- Je n’ai appartenu véritablement qu’à elle. Et J’ai fonctionné pendant près de trente ans. J’ai travaillé, j’ai essayé d’être le père qu’elle voulait, le mari exemplaire … Pourtant j’étouffais à l’intérieur, vers la quarantaine surtout. Je me sentais à l’étroit et ma vie n’était qu’exécution de gestes. Ça me pesait à l’intérieur.
À quarante-cinq ans, j’étais un fauve en cage et je ne voulais plus mentir. Parce que je mentais dès le départ. Nous mentons tous. Et cela m’explosa à la gueule. Je me voyais comme un chien en laisse.
- Que vouliez-vous ?
- Casser mes chaînes. Mais dans la précipitation, je fis tout voler en éclats et je ne sus pas mettre de l’ordre. Je pris un vieux sac à dos, y glissai vite fait quelques affaires et deux bonnes bouteilles et me voilà devant vous, à la rue Geoffroy-Marie. Elle me vit deux ou trois fois, mais c’était déjà fini depuis un moment et nous ne nous connaissions plus. Elle a dû s’établir bien loin et elle a sûrement raison. Je ne suis plus moi.

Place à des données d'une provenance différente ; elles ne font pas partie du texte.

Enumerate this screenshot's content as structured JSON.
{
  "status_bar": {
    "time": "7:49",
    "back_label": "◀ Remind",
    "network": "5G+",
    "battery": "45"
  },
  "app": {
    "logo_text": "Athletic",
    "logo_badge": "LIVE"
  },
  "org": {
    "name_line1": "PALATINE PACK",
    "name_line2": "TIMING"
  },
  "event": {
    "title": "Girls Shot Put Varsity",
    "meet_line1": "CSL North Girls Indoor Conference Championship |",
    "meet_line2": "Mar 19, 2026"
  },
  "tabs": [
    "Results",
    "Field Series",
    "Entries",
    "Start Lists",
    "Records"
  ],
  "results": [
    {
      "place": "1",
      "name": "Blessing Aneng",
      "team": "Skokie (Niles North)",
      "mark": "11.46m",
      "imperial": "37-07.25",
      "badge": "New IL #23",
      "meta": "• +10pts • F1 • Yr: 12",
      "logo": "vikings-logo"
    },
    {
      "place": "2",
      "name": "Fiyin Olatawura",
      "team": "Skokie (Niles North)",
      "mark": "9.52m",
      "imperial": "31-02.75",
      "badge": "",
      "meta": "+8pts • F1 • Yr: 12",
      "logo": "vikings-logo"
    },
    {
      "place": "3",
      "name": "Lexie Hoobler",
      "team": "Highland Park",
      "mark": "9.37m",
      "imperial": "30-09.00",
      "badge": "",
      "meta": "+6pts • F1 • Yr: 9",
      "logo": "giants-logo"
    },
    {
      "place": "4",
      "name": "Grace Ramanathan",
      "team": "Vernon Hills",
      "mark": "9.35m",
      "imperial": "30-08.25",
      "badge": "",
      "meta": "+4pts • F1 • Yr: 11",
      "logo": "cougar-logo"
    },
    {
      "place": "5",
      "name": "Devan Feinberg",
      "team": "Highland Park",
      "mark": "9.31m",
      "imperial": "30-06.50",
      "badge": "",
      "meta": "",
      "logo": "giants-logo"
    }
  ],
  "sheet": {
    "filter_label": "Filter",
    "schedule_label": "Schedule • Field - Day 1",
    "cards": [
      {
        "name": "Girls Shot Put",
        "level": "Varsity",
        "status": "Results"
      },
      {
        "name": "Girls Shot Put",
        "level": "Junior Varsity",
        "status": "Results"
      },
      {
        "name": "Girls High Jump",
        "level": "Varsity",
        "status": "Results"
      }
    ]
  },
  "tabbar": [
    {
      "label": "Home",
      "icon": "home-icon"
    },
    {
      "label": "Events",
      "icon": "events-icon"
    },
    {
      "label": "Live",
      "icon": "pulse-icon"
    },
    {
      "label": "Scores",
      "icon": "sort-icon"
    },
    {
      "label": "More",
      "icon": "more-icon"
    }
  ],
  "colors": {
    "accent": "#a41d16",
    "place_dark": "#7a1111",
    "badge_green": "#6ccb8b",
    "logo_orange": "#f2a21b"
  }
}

- Vous regrettez votre moi d’alors ? Alors pourquoi ce démantèlement ?
- Je ne sais pas. C’était à la poitrine. Comme un étouffement et une très vieille colère. Je crois.
- Êtes-vous plus heureux aujourd’hui ?
- Non. J’ai moins peur. Je suis indifférent. Enfin, je crois. Oui, j’ai moins peur, de cela, je suis certain. J’étais à l’étroit, vraiment. Et puis, tout était tracé et je m’exécutais. Vers le milieu, je me voyais exécuter les choses. Vers la fin, j’ai fui, je crois.
- Elle est où votre force de reconstruction ?
- Je n’ai jamais construit, je pense. Alors reconstruire …
- Vous aviez donc besoin de quelqu’un qui vous accompagne pour faire les choses.
- C‘est ce que j’avais cru à vingt-cinq ans.
- Et ?
- Et je ne voulais pas construire. Je ne voulais pas me soumettre au rythme et à la cadence imposés. Je ne voulais ni femme ni enfant. Je voulais être libre.
- Si vous l’êtes, c’est que vous avez œuvré pour.
- Non, je ne suis pas libre. Je ne le suis pas.
- Qu’envisagez-vous pour votre avenir ? Vous êtes on ne peut plus lucide.
Il se tut. Les minutes passaient. Il regardait le sol comme si la réponse allait venir de là.
- Je ne veux pas réfléchir. Je refuse. Il est hors de question de laisser, de nouveau, cette chose prendre possession de ma poitrine et de mon estomac. Cette chose lourde, collante, insupportable, envahissante ... Une nausée fiévreuse et folle contre laquelle je n’avais aucun pouvoir.